The result on the group of bounded operators was proved by the Dutch mathematician Nicolaas Kuiper, for the case of a separable Hilbert space; the restriction of separability was later lifted. The same result, but for the strong operator topology rather than the norm topology, was published in 1963 by Jacques Dixmier and Adrien Douady. The geometric relationship of the sphere and group of operators is that the unit sphere is a homogeneous space for the unitary group U. The stabiliser of a single vector v of the unit sphere is the unitary group of the orthogonal complement of v; therefore the homotopy long exact sequence predicts that all the homotopy groups of the unit sphere will be trivial. This shows the close topological relationship, but is not in itself quite enough, since the inclusion of a point will be a weak homotopy equivalence only, and that implies contractibility directly only for a CW complex. In a paper published two years after Kuiper's,

==Bott's unitary group==

There is another infinite-dimensional unitary group, of major significance in homotopy theory, that to which the Bott periodicity theorem applies. It is certainly not contractible. The difference from Kuiper's group can be explained: Bott's group is the subgroup in which a given operator acts non-trivially only on a subspace spanned by the first N of a fixed orthonormal basis {e_{i}}, for some N, being the identity on the remaining basis vectors.

==Applications==
An immediate consequence, given the general theory of fibre bundles, is that every Hilbert bundle is a trivial bundle.

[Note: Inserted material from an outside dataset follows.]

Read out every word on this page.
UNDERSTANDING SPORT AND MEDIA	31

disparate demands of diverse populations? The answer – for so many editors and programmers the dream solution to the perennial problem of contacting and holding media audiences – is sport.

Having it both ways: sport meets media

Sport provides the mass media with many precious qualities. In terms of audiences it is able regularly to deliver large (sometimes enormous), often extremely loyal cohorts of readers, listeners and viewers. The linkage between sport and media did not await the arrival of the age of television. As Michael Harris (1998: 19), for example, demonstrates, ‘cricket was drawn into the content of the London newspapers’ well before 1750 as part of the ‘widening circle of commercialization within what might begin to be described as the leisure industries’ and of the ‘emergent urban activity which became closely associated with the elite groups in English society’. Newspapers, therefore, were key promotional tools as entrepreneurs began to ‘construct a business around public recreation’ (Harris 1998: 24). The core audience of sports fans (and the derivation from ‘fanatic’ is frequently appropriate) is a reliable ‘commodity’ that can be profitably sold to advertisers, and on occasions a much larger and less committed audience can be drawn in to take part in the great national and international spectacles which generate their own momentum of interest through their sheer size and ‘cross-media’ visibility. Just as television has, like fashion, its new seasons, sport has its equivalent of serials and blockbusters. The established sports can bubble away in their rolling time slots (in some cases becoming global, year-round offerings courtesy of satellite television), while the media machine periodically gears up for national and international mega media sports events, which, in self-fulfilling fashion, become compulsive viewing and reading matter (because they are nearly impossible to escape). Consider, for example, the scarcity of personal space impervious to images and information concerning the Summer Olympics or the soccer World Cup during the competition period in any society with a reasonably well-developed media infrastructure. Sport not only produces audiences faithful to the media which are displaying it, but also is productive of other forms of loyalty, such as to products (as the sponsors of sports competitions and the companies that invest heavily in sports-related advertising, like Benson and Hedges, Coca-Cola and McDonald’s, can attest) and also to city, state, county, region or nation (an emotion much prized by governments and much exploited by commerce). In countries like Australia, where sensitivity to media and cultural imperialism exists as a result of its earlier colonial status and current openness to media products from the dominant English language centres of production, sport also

The result on the contractibility of S^{∞} gives a geometric construction of classifying spaces for certain groups that act freely on it, such as the cyclic group with two elements and the circle group. The unitary group U in Bott's sense has a classifying space BU for complex vector bundles (see Classifying space for U(n)). A deeper application coming from Kuiper's theorem is the proof of the Atiyah–Jänich theorem (after Klaus Jänich and Michael Atiyah), stating that the space of Fredholm operators on H, with the norm topology, represents the functor K(.) of topological (complex) K-theory, in the sense of homotopy theory. This is given by Atiyah.

==Case of Banach spaces==
The same question may be posed about invertible operators on any Banach space of infinite dimension. Here there are only partial results. Some classical sequence spaces have the same property, namely that the group of invertible operators is contractible. On the other hand, there are examples known where it fails to be a connected space. Where all homotopy groups are known to be trivial, the contractibility in some cases may remain unknown.